Once she finished baking, I had to repair the holes I made with Apoxie Sculpt. I also sanded her down really good and she's ready for paint! Before I get to that though, I came up with a really cool idea for the base that I am hoping to share next time. I bought the materials for it today. :)
She looks like she's been through a war, all patched up.
November 2014 - February 2015:
I'm convinced that this project was cursed. I had so many things go wrong that I put her aside so much over the last few months.
Shortly after I had made my last update, I primed Brightwing with my airbrush and put her aside. I started working on the resin design for the base by constructing the pieces out of Sculpey and creating molds for them.
After I made the molds, I tried three different types of resins and multiple dye methods to achieve the look I wanted. This took me several weeks of store runs and resin drying to sort out. You can see my progress in the picture below, with the original Sculpey piece on the left and the final result on the right.
Once I had the resin sorted out I went on to painting Brightwing. Below is a progress picture I took in November while I was watching BlizzCon on stream. At this point most of her body was completed and the wings were roughly blocked out color-wise. You can also see some of the resin curing in the molds off to the side.
I ended up putting her on a shelf until January after that picture was taken. I needed a break for Christmas projects and I had the most daunting part of the painting left - the wings. After Christmas, I forced myself to work on her some more since it was one of last projects I had to finish up before I felt like I could start new ones.
I made a great deal of progress on her wings in January. The most annoying part was figuring out how I wanted to lay out the veins on each side, keeping them similar but not too artificial. I sketched them out with pencil and painted over it with purple lines. The biggest hassle with painting her wings was getting the color gradient just right between the blues / reds / purples and then not making a mistake with the veins that would force me to fix the gradient again.
I relied heavily on in-game screenshots of Brightwing to get the wings the way I wanted them. I wanted to keep her coloring true to the game model rather than artwork such as the one I posted at the top of this project.
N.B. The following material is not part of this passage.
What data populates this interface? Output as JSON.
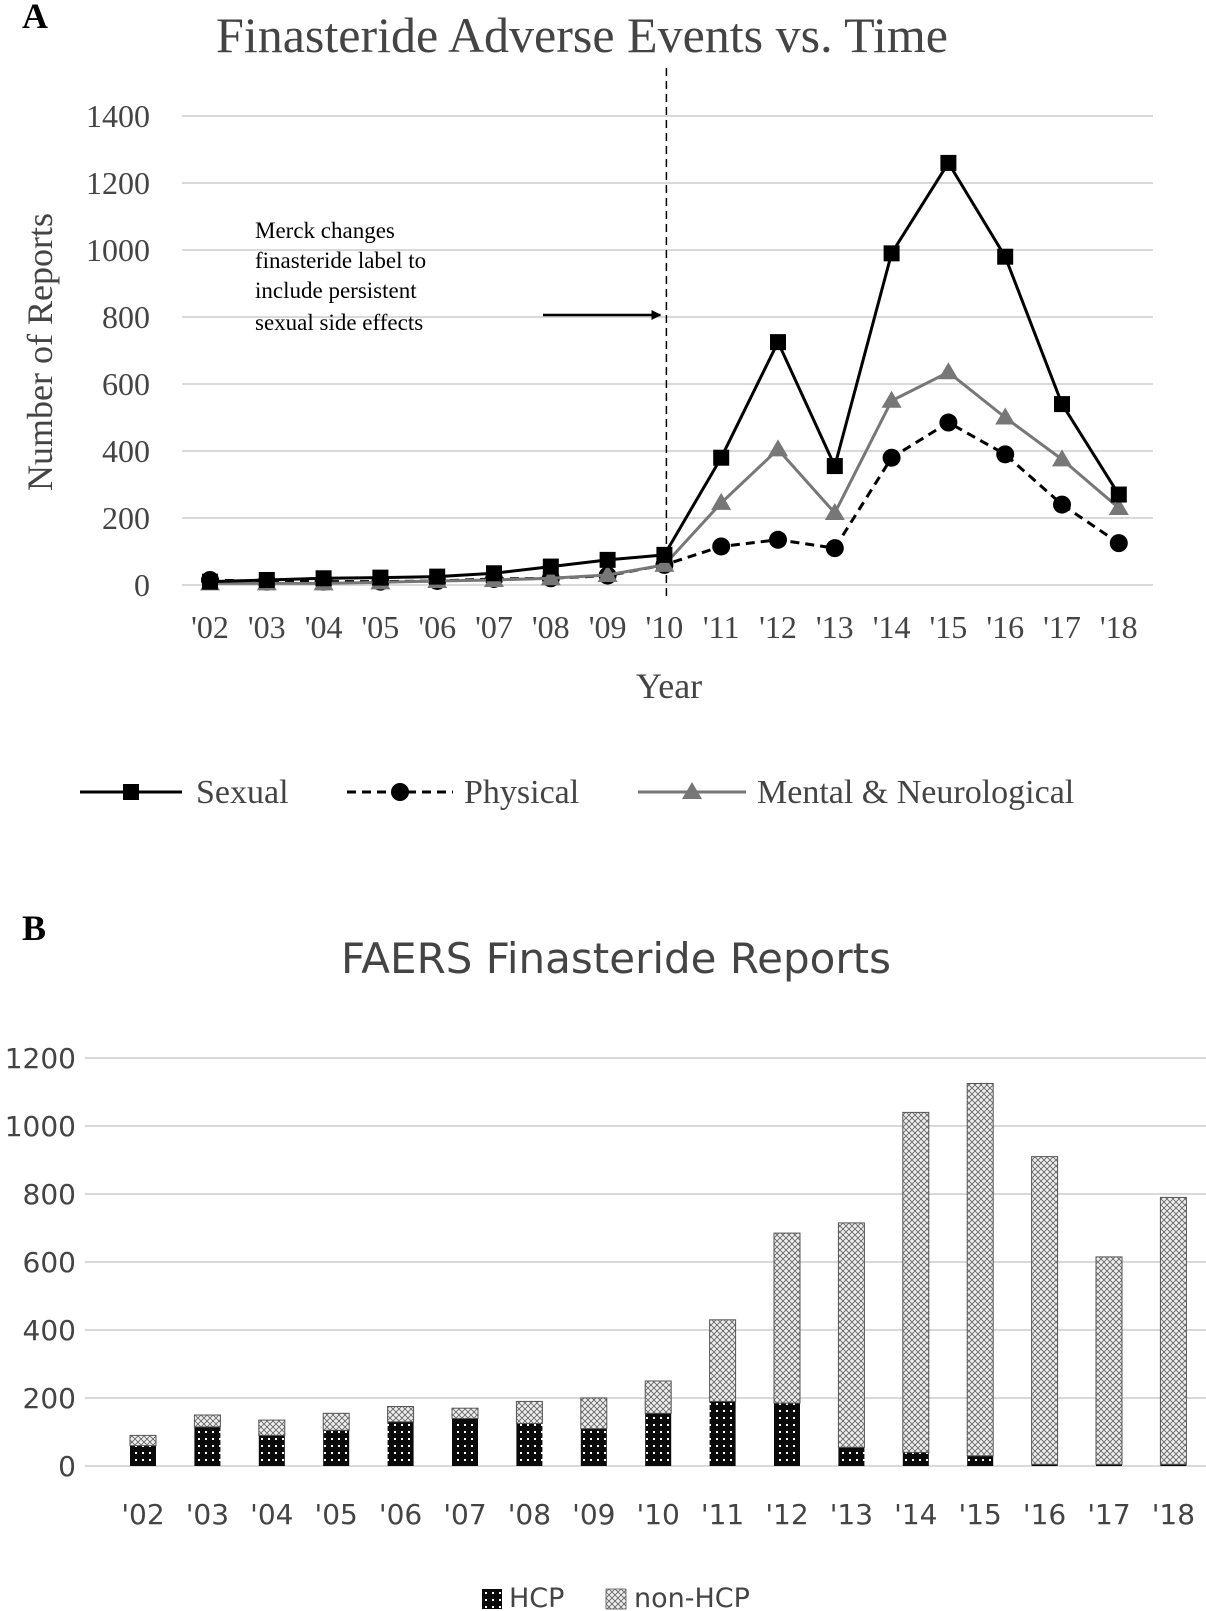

This project update was a little more staged for a friend of mine, so you don't see my paints and the resin pieces are all nicely piled up. :)
AND THEN THE CURSE STRUCK...
The weekend of February 7th, I told myself that this was it, that I was going to finish her for real this time. I painted the base, I put on some finishing touches and I blended the veins going to the top of the wings. I used Epoxy to put the resin pieces on the base. All was well and she was done! Until I took a step back...
As is the tradition, I started hating my own work. I decided that, just before bed, I'd just pull the resin pieces off and start over in the morning. I got to the last piece, lost my grip and she tumbled to the floor. Her tail broke, her wing broke, one of her back spines broke, an ear piece broke, etc. She was a wreck and I was hysterical. I quickly super glued the pieces on, just so she could sit stable overnight without breaking even more.
The next day, I repaired all of her issues with Apoxie Sculpt. Unfortunately, the repairs made it so that I'd have to repaint a ton, including the annoying wing gradients!
I finished repainting her and she was as good as new! I almost left the resin off completely due to the heartache it caused, but I found a configuration that I liked. I'm happy with how she turned out despite the trouble and I can't wait to sculpt my next project!